A propos du dossier médical personnel (DMP), dont on sait désormais qu'il faudra une dizaine d'années pour le généraliser, le droit au « masquage » de certaines données par le patient, objet de bien des controverses, a été réintroduit dans le projet de loi, mais de façon encadrée. L'article garantit les conditions dans lesquelles «certaines informations peuvent être rendues inaccessibles par le titulaire du DMP ou son représentant légal»; mais le texte affirme en même temps les modalités selon lesquelles «le professionnel de santé accédant au DMP a connaissance de l'inscription au dossier d'informations rendues inaccessibles par son titulaire ou son représentant légal». Pas convaincue, la CSMF affirme que le droit au masquage «signe l'arrêt de mort du DMP dont les médecins ne se serviront pas».
Le CNPS déjà en bataille.
Contrairement à l'an passé, la discussion parlementaire n'aura apporté aucun coup de pouce au taux de l'ONDAM (objectif national de dépenses d'assurance-maladie), fixé à 2,8 % pour 2008 ; et la répartition de cette enveloppe entre les secteurs de soins (soins de ville, hôpital…) n'a pas été modifiée, au grand dam des libéraux. Le Centre national des professions de santé (CNPS, qui réunit une trentaine de syndicats) a fait ses calculs : le budget octroyé à la ville «ne permettra pas une évolution normale de la rémunération des actes des professions de santé en exercice libéral, notamment pour les professions paramédicales».
Dans un communiqué au vitriol, le même CNPS, que dirige désormais le président de la CSMF Michel Chassang, étrille un PLFSS «qui organise la casse du système conventionnel» et soulève un «sentiment d'indignation» chez les libéraux de santé.

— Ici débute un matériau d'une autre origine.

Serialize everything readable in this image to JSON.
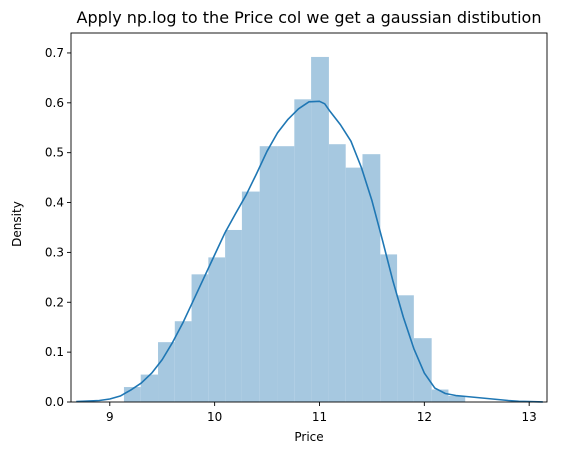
{
  "chart_data": {
    "type": "bar",
    "title": "Apply np.log to the Price col we get a gaussian distibution",
    "xlabel": "Price",
    "ylabel": "Density",
    "xlim": [
      8.63,
      13.17
    ],
    "ylim": [
      0,
      0.74
    ],
    "xticks": [
      "9",
      "10",
      "11",
      "12",
      "13"
    ],
    "xtick_values": [
      9,
      10,
      11,
      12,
      13
    ],
    "yticks": [
      "0.0",
      "0.1",
      "0.2",
      "0.3",
      "0.4",
      "0.5",
      "0.6",
      "0.7"
    ],
    "ytick_values": [
      0,
      0.1,
      0.2,
      0.3,
      0.4,
      0.5,
      0.6,
      0.7
    ],
    "grid": false,
    "histogram": {
      "bin_edges": [
        9.135,
        9.295,
        9.46,
        9.62,
        9.78,
        9.94,
        10.1,
        10.26,
        10.43,
        10.6,
        10.76,
        10.92,
        11.09,
        11.25,
        11.41,
        11.58,
        11.74,
        11.9,
        12.07,
        12.23,
        12.39
      ],
      "values": [
        0.03,
        0.055,
        0.12,
        0.162,
        0.256,
        0.29,
        0.345,
        0.422,
        0.513,
        0.513,
        0.607,
        0.692,
        0.517,
        0.47,
        0.497,
        0.296,
        0.214,
        0.128,
        0.025,
        0.012
      ]
    },
    "kde": {
      "x": [
        8.68,
        8.9,
        9.0,
        9.1,
        9.2,
        9.3,
        9.4,
        9.5,
        9.6,
        9.7,
        9.8,
        9.9,
        10.0,
        10.1,
        10.2,
        10.3,
        10.4,
        10.5,
        10.6,
        10.7,
        10.8,
        10.9,
        11.0,
        11.05,
        11.1,
        11.2,
        11.3,
        11.4,
        11.5,
        11.6,
        11.7,
        11.8,
        11.9,
        12.0,
        12.1,
        12.2,
        12.3,
        12.4,
        12.5,
        12.6,
        12.7,
        12.8,
        12.9,
        13.0,
        13.13
      ],
      "y": [
        0.001,
        0.003,
        0.006,
        0.012,
        0.024,
        0.038,
        0.058,
        0.085,
        0.12,
        0.16,
        0.205,
        0.25,
        0.295,
        0.34,
        0.378,
        0.415,
        0.458,
        0.503,
        0.54,
        0.567,
        0.588,
        0.602,
        0.603,
        0.598,
        0.583,
        0.556,
        0.523,
        0.47,
        0.404,
        0.325,
        0.243,
        0.17,
        0.107,
        0.058,
        0.028,
        0.017,
        0.013,
        0.011,
        0.009,
        0.007,
        0.005,
        0.003,
        0.0015,
        0.0008,
        0.0002
      ]
    },
    "colors": {
      "bars": "#a6c8e0",
      "line": "#1f77b4",
      "axes": "#000000"
    }
  }
}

Mais ce durcissement de ton n'est pas apprécié par tous les membres du CNPS. «Ce communiqué est parti sans avoir été validé, c'est indécent», fulminait un membre de l'institution dont l'opinion n'est pas aussi radicale.
Côté recettes enfin, la commission mixte paritaire a écarté l'imposition des boissons sucrées (taxe nutritionnelle de 1 %) qui avait été adoptée par le Sénat contre l'avis du gouvernement. Quant à la taxation des stock-options, elle a été validée dans la version (douce) du Sénat et ne s'appliquera qu'aux titres attribués après le 16 octobre 2007. Ce PLFSS prévoit de réduire le déficit du régime général à 8,8 milliards d'euros l'an prochain.